RIOT update: electricity

Caveat: This post was originally written for fellow members of the Riot for Austerity, a grassroots movement of people voluntarily seeking to reduce their eco-footprint to 10% of the U.S. average. If the numbers or the actions described seem extreme to you, don’t worry. The way I’m going about reducing my footprint is only one of an infinite number of possible ways. I just thought some of you might be interested in seeing actual numbers and details of one household (mine) that often achieves the 10% target or nearly so, at least in the category of electricity. Anyway, whether or not you participate in the Riot for Austerity, try not to get too hung up on numbers or momentary fluctuations; it’s really about the big picture and the long run.
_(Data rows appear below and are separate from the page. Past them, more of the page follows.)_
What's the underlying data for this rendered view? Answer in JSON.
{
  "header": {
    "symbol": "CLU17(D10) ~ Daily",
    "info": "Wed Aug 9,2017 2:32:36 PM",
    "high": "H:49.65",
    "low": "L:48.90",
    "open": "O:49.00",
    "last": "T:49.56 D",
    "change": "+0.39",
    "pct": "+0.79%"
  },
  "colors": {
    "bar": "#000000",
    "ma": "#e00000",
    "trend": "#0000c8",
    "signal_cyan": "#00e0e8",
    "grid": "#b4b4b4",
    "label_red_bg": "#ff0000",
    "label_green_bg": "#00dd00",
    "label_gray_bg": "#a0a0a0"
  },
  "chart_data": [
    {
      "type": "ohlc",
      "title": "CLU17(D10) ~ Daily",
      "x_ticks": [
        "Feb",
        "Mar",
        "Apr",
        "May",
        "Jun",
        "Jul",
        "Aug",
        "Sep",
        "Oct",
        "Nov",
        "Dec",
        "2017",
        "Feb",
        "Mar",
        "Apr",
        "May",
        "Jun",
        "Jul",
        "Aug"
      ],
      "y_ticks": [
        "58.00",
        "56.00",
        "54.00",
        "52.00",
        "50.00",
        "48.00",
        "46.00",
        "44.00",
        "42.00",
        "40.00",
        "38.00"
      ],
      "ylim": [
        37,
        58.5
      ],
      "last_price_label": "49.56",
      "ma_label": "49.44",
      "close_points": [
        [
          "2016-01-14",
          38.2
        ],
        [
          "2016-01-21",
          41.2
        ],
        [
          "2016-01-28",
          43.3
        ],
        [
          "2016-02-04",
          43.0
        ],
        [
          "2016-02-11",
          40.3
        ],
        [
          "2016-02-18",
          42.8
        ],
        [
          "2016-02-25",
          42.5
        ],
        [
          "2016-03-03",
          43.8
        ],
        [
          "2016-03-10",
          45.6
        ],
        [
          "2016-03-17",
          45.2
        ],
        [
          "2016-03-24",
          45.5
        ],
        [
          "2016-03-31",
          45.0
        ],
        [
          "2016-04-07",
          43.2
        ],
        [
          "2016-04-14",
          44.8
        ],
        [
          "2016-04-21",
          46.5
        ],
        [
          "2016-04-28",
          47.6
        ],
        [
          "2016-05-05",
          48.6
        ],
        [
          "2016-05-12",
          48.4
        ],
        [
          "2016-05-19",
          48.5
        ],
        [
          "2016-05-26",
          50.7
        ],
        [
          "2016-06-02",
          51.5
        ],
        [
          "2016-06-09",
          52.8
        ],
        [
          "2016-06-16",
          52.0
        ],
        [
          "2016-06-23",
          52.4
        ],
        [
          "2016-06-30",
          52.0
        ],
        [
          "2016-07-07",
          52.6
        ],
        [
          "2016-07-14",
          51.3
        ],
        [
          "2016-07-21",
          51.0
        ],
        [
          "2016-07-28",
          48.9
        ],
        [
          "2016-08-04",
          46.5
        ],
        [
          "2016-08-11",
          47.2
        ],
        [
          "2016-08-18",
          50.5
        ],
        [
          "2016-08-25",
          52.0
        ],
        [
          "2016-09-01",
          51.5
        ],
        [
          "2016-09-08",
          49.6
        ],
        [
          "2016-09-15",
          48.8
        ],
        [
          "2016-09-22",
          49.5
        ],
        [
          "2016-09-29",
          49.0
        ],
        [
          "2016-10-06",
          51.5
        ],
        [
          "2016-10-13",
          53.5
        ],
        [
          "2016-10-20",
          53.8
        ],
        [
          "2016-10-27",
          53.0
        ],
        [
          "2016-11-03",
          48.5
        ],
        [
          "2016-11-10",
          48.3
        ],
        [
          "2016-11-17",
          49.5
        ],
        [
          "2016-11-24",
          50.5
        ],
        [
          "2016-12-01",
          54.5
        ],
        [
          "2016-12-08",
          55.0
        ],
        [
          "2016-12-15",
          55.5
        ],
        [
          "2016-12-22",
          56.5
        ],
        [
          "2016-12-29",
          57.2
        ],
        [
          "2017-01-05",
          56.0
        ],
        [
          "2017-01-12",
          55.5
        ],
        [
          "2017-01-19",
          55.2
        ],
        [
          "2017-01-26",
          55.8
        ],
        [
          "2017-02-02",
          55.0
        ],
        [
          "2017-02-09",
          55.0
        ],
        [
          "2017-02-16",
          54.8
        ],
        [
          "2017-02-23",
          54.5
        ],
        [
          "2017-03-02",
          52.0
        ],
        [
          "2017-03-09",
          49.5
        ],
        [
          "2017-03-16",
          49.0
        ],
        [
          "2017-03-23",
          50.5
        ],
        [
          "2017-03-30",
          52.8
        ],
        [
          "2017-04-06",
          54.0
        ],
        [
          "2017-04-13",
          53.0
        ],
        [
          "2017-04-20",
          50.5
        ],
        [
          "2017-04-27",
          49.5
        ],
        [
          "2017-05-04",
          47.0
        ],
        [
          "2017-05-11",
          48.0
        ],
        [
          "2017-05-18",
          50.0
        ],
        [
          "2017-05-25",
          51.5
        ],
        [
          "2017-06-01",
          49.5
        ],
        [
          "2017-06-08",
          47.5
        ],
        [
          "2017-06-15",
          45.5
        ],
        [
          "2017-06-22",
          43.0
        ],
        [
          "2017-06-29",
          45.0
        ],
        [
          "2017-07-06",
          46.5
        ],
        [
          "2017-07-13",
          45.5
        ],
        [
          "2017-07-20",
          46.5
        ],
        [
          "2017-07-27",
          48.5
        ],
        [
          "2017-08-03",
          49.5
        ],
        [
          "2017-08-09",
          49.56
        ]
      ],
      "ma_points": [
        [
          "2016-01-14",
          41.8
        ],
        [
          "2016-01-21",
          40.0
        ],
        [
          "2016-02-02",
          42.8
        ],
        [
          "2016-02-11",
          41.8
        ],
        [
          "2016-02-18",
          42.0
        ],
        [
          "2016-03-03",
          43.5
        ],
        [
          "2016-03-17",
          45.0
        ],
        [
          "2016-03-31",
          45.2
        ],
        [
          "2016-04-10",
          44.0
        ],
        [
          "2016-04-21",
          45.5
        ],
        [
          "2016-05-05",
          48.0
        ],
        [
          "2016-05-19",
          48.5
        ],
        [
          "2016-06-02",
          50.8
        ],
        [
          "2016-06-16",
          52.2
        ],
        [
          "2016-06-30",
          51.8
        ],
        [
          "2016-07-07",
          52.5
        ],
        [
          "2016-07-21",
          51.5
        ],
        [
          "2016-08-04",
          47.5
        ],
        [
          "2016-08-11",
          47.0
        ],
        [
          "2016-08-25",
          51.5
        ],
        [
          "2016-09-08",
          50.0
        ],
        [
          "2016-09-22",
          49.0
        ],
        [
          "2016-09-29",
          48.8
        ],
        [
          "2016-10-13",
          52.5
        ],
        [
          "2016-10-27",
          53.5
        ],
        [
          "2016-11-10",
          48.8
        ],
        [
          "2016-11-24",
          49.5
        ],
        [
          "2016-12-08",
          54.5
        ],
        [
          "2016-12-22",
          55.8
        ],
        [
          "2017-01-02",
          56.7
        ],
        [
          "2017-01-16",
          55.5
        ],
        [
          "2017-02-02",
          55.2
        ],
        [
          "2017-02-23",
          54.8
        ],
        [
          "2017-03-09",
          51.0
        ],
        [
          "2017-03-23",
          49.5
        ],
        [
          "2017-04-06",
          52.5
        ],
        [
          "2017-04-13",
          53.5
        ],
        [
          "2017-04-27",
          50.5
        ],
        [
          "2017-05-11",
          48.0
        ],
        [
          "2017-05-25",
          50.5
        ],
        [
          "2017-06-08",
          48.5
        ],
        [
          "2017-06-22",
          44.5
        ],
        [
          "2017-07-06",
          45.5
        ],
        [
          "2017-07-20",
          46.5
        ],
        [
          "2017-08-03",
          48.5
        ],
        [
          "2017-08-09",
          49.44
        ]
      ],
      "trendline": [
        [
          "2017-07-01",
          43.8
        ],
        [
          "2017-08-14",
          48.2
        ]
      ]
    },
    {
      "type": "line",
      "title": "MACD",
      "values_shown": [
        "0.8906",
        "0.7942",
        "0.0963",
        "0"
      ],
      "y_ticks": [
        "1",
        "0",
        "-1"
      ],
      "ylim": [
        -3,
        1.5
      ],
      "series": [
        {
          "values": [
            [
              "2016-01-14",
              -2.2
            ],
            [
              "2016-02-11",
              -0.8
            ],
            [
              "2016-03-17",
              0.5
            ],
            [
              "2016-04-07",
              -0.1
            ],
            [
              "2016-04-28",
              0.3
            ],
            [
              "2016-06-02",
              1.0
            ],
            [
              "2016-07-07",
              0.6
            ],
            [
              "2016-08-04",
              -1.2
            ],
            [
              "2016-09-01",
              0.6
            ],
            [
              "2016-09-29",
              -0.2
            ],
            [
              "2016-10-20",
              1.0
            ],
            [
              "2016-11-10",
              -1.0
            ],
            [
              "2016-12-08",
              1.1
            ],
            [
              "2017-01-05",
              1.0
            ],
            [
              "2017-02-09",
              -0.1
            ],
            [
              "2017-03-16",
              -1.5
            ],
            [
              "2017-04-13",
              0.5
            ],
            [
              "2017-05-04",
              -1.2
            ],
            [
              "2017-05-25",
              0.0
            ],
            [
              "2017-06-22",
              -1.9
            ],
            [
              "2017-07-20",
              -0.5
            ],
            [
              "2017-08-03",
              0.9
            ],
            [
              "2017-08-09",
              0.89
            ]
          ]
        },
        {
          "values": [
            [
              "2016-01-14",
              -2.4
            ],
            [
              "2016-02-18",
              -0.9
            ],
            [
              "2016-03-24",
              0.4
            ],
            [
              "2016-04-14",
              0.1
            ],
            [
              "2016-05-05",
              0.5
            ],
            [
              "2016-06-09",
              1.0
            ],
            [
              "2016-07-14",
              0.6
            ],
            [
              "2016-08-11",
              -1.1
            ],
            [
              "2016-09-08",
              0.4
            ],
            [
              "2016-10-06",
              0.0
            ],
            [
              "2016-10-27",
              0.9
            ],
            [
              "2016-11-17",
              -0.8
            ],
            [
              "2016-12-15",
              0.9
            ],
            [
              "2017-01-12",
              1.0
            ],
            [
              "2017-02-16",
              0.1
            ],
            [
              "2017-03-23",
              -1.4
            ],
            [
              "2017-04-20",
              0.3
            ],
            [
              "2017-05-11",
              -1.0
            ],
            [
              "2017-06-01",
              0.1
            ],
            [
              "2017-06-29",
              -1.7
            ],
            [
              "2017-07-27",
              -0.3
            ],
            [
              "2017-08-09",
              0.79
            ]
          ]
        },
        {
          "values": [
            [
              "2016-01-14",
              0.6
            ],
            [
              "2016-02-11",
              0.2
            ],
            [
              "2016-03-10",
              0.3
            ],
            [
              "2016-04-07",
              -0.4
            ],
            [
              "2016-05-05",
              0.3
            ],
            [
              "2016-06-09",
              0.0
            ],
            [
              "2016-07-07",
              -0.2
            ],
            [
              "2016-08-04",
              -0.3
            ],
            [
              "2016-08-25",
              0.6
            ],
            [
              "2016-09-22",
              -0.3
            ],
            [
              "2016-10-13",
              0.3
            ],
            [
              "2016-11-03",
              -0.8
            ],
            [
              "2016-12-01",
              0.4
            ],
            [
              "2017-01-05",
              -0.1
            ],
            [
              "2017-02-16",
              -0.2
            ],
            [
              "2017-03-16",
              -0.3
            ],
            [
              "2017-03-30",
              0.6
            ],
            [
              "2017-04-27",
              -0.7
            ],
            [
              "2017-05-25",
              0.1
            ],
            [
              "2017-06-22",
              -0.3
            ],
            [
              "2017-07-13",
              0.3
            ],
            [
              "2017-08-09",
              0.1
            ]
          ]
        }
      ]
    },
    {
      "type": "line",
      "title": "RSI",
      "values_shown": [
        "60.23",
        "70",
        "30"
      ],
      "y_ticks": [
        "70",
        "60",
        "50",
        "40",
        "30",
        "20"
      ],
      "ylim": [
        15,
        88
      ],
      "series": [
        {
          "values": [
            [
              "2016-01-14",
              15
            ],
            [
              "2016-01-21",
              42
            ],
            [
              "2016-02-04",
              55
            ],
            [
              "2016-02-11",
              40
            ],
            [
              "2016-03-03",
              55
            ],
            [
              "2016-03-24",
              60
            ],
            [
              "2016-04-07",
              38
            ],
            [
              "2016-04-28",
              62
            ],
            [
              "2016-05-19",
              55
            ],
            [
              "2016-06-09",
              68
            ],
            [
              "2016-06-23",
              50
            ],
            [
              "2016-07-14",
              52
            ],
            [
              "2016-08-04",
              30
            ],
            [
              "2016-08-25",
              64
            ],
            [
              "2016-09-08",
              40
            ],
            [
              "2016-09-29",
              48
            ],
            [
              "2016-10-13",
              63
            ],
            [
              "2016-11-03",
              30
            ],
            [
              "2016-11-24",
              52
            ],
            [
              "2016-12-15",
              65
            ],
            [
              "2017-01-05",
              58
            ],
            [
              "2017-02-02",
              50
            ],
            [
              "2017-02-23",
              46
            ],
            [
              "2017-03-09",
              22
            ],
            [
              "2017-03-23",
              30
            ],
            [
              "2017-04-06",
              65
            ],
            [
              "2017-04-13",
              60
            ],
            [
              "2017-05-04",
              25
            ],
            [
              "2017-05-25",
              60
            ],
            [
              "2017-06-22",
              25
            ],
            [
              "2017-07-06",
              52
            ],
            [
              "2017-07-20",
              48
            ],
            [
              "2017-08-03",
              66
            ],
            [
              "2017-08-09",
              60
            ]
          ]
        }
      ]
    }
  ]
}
This past March I moved into a house. The house has a very large fridge. (Until then, I had been living in small apartments with modest-size fridges.) The fridge, by itself, seems to consume an average of about 2kwh per day.

When I’m living by myself in this house, my electricity consumption is 60 to 75 kwh per month, which is about 7 to 9 percent of the U.S. average. (In the small apartments where I lived before, it was 45 to 60 kwh per month, or 5 to 7 percent of the U.S. average.) The average electricity use of a U.S. household is 900kwh/month.

Since I don’t use a/c or heat, don’t have a washer/dryer, and keep the water heater turned off, the remainder of my electricity consumption is mainly from 1) cooking, when I cook indoors (electric burner, electric stove); 2) electronics (internet router and modem, laptop computer, smartphone, sometimes mini speaker for listening to music).

Yesterday I consumed, by myself, a whopping 4 kwh! If that level were to be sustained over the course of a month, that would of course put me over the Riot for Austerity target of 90kwh. The culprits, best as I can figure, were:

1) unusual amount of electric cooking – I plugged in the monster stove (which I usually keep unplugged) that came with this house, and used its oven to bake bread pudding from a bunch of petrified-stale baguettes I had forgotten about in my freezer — an endeavor that, together with some stovetop cooking I did, probably cost me 1 kwh; and

2) several hours of listening to music with my laptop and mini speaker, which was probably 500 watts total.

Conclusion: If I want to be well under the RIOT target, I need to keep using the solar oven as my main cooker, which is what I’ve been doing all summer. Also it would be good to build a little rocket stove. And, do something about the fridge.

I don’t intend to buy a new fridge, with all the footprint that entails, but I may look into buying a used fridge, or seeing if there’s a neighbor with a smaller fridge who might want to swap fridges with me!

Another interesting RIOT note: This spring and early summer, I had a housemate. Despite not being interested in conservation, he was onboard with my lifestyle because it allowed me to offer him a room for super cheap. So he tolerated the lack of a/c and so on. With both of us in the house, we typically used about 126 kwh in a month. Pretty cool, as that is still a mere 14% of the U.S. average! One month we used just 101kwh! (He happened to go out of town a lot that month.)

(Oh, and early on, when I first bought the house and had not yet switched off the water heater, we consumed 137kwh in the first month of the housemate living in the house with me. Although the “huge” number freaked me out at first, I had to laugh at myself once I realized it is still just 15% of the U.S. average. Not bad!

These are some promising results, with great implications for 1) those of you green-minded folks who share living space with people who aren’t particularly eco-minded; and 2) extending the low-footprint-lifestyle movement to people who aren’t particularly eco-minded but who are concerned about their finances, health, and so on.)

Postscript: A fellow member of the Riot suggested that I should go ahead and buy a newer fridge, which could cut my electricity use from refrigeration in half. I balk at buying new stuff, but am on the lookout for a used fridge that is smaller and more energy-efficient than my current one.